From recent Fleck. Rather shocking.
articles.moneycentral.msn.com
'Bernanke at his word'
So read the headline of a recent article by Jim Grant, in which he reprised a speech that Ben Bernanke gave in Japan on May 31, 2003, as a Federal Reserve governor, three years before becoming Fed chairman. (You can find the article here; subscription required.) The topic that day: deflation.
Posing his own question and answer, Grant writes: "And what was deflation? Falling prices, pure and simple. Bernanke did not bother to distinguish between prices that fall on account of a banking or credit crisis vs. those that fall on account of advances in productive technology or improvements in economic organization. It was all the same to him -- and all bad."

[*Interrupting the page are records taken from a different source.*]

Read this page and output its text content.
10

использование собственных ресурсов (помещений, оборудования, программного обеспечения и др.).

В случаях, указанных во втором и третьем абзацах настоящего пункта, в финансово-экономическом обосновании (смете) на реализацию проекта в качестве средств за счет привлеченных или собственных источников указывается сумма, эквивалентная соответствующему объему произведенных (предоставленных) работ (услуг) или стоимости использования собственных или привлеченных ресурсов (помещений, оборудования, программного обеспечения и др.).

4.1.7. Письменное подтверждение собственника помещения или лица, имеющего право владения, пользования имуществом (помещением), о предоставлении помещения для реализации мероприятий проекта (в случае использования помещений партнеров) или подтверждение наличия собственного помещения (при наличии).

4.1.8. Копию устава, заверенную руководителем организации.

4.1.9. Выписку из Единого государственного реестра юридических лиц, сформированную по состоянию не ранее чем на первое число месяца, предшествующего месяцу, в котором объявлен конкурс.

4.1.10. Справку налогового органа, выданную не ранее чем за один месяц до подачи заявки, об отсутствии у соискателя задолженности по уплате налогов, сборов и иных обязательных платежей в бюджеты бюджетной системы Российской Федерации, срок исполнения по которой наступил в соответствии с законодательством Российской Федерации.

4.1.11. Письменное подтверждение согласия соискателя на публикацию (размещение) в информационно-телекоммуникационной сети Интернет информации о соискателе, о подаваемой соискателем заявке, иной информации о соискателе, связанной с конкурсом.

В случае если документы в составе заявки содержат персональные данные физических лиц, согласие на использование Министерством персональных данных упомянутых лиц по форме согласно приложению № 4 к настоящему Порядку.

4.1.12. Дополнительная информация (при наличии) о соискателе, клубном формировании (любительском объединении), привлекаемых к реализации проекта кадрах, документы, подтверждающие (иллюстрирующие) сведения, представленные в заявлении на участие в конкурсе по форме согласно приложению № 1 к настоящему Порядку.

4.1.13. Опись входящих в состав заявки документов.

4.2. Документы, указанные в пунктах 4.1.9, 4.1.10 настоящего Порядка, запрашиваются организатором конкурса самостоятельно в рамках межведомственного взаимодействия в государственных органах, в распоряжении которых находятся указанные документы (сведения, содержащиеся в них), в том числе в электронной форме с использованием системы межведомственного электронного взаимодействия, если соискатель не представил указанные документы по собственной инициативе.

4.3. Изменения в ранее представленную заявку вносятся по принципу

The word "deflation" brings fear to the hearts of Fed heads and many other people, whereas I'd be willing to bet that virtually all consumers worldwide would be happy to see the price of most everything fall (though, of course, people are always upset when their assets fall). In any case, "deflation" has been tortured to the point that it's the evil that must be prevented at all costs.
As Grant notes, the speech Bernanke gave on that particular day in Tokyo was more radical than his musings had been in the U.S., at that time or since. In Grant's words: "It isn't enough, after prices have begun to fall, to stop the decline, the chairman said. Rather, a central bank should push prices up to where they would have been if they had never weakened in the first place."